What connects an aristocratic Scottish family, a castle in Fife, a Victorian novelist, a Scottish archaeologist in Canada, an antiquarian society, an Edinburgh museum and a 21st century researcher? You’ll be surprised to discover the historical connections that bind these different things together through six degrees of antiquarian separation!
You’ve probably heard about the concept of six degrees of separation, which claims that everybody in the world is only separated by a maximum of six degrees. This is even more probable today than ever before, with the advent of social media. However, even in Victorian times it’s amazing how interlinked the world was and how these connections have extended across time to me as a 21st century researcher here at National Museums Scotland.
Before I came to the museum I worked for the National Trust for Scotland at Kellie Castle in Fife. While working there I learnt about the Oliphant family who had built the original tower house at Kellie and then extended it into an elegant mansion house during the 1500s. The castle was finally sold to Thomas Erskine in 1613 and it is believed that some extended relations of the Oliphant family remained in the surrounding area.
Margaret Oliphant was a Victorian novelist who may have been one of these distant relatives of the Oliphants of Kellie. Allegedly, stories about the family history at Kellie passed down to Margaret and she incorporated some of these stories into her novels. Margaret wrote extensively to support her family and enjoyed receiving letters from her close relation, Daniel Wilson, who had emigrated to Canada.
Daniel Wilson was a member of the Society of Antiquaries of Scotland and helped to organise their museum in Edinburgh. He is credited with first using the term ‘prehistoric’ in English and arranged the museum in Edinburgh using the Danish system of Stone, Bronze and Iron ages. He wrote a Synopsis of the museum’s collections in 1849 and the Prehistoric Annals of Scotland to explain the development of Scottish archaeology. Daniel originally trained as an engraver but was an enthusiastic historian and archaeologist by the time he emigrated to Canada to take the Chair of English Literature and History at the University of Toronto in 1853. While there, he branched out into ethnography and anthropology and continued to be influential in all his fields of research.

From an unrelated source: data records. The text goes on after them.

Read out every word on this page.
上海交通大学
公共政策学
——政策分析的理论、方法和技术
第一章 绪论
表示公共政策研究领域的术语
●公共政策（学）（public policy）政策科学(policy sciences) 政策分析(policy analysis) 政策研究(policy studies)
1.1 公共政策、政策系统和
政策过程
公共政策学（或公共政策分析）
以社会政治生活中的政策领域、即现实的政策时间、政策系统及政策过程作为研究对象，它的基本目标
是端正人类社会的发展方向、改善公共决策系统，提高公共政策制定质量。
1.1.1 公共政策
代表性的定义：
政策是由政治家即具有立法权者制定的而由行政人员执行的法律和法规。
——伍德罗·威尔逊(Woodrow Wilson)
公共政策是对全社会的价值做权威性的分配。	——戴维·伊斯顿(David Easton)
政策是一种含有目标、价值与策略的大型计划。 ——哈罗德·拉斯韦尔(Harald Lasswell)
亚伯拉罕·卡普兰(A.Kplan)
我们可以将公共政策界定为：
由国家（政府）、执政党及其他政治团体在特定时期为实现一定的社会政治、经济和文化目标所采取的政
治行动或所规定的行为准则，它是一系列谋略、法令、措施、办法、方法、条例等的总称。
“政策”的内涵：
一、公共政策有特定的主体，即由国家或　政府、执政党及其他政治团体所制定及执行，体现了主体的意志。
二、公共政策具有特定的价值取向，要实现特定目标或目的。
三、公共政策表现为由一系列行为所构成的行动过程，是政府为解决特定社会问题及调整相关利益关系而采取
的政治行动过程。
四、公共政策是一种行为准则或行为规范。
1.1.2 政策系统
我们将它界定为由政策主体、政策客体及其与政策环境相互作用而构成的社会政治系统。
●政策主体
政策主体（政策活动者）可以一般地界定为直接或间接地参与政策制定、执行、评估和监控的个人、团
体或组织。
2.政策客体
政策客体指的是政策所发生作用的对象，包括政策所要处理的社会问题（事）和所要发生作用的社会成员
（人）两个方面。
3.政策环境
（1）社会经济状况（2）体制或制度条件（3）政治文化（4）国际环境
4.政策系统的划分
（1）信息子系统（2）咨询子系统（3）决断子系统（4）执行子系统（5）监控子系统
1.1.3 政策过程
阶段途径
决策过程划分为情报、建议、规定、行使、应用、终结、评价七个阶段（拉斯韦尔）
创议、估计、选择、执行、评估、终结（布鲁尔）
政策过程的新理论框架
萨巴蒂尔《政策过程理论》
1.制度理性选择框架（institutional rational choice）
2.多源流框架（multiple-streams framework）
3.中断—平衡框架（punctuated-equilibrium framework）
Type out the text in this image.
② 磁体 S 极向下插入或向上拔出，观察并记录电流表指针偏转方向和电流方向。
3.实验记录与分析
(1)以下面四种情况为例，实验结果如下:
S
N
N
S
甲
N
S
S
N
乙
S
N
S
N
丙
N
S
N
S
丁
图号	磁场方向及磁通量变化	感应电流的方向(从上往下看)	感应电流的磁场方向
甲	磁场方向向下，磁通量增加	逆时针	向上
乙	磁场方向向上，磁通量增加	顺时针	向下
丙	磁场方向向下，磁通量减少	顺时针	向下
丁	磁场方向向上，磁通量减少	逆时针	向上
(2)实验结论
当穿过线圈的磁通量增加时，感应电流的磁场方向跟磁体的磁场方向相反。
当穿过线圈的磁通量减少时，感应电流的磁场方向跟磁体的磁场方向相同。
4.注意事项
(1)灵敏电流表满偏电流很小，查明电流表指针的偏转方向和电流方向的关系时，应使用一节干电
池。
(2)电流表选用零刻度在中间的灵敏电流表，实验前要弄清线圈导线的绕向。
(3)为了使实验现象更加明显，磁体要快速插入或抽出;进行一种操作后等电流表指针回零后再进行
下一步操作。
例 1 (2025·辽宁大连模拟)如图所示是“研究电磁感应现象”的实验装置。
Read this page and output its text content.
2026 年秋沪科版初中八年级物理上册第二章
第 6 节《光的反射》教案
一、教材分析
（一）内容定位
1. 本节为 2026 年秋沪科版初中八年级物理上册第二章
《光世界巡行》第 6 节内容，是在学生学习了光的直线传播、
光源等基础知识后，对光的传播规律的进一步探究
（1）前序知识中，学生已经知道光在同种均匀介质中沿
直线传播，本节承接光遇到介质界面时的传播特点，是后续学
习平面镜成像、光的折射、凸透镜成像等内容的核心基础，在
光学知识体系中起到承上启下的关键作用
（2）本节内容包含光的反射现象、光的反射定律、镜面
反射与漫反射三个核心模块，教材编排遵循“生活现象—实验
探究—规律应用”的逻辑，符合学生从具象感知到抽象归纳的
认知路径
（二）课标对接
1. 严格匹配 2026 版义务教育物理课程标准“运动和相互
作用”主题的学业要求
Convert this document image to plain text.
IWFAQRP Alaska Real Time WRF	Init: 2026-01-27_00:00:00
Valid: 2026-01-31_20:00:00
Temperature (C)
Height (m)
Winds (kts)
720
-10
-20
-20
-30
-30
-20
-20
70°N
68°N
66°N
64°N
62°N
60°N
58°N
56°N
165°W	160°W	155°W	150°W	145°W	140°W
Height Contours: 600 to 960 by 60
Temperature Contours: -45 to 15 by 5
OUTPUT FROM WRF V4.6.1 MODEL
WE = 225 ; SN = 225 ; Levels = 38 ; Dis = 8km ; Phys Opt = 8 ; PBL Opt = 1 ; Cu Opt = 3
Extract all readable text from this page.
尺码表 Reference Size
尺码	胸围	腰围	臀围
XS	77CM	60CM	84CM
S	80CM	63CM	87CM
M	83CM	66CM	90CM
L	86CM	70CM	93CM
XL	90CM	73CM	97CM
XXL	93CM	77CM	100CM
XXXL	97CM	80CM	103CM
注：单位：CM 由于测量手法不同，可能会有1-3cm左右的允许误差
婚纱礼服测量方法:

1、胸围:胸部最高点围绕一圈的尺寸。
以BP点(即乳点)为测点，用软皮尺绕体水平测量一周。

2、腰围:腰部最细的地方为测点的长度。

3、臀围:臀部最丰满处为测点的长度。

While in Canada, Daniel continued to write papers for the Society, as well as updating his book titled “Memorials of Edinburgh in the Olden Time”. He also helped the Society develop its museum collections through donations of North American ethnographic material, as well as securing the purchase of the Crozier of St Fillan, which is still considered an important relic of Scottish history today.
And this brings us back to the present. As part of my research, I am interested in the connections between the development of the collections and the writing of Scottish history during the 19th century. Daniel Wilson is an important part of this research and the acquisition of the relics of St Fillan will form an important part of my thesis. So, imagine my surprise when I found out he was related to Margaret Oliphant! I must admit I never expected that the Oliphants and Kellie Castle would be connected with my research at National Museums Scotland.
So, the Oliphants of Kellie are connected to me through Kellie Castle, Margaret Oliphant, Daniel Wilson, the Society of Antiquaries of Scotland and National Museums Scotland. One of the best things about being a researcher is that it is like being a detective uncovering the different pieces of an interlinked puzzle of action and influence connecting so many people and places. I am sure as my research progresses I will find many more interesting connections that show that, even across time and space, maybe we really are all connected by six degrees of separation!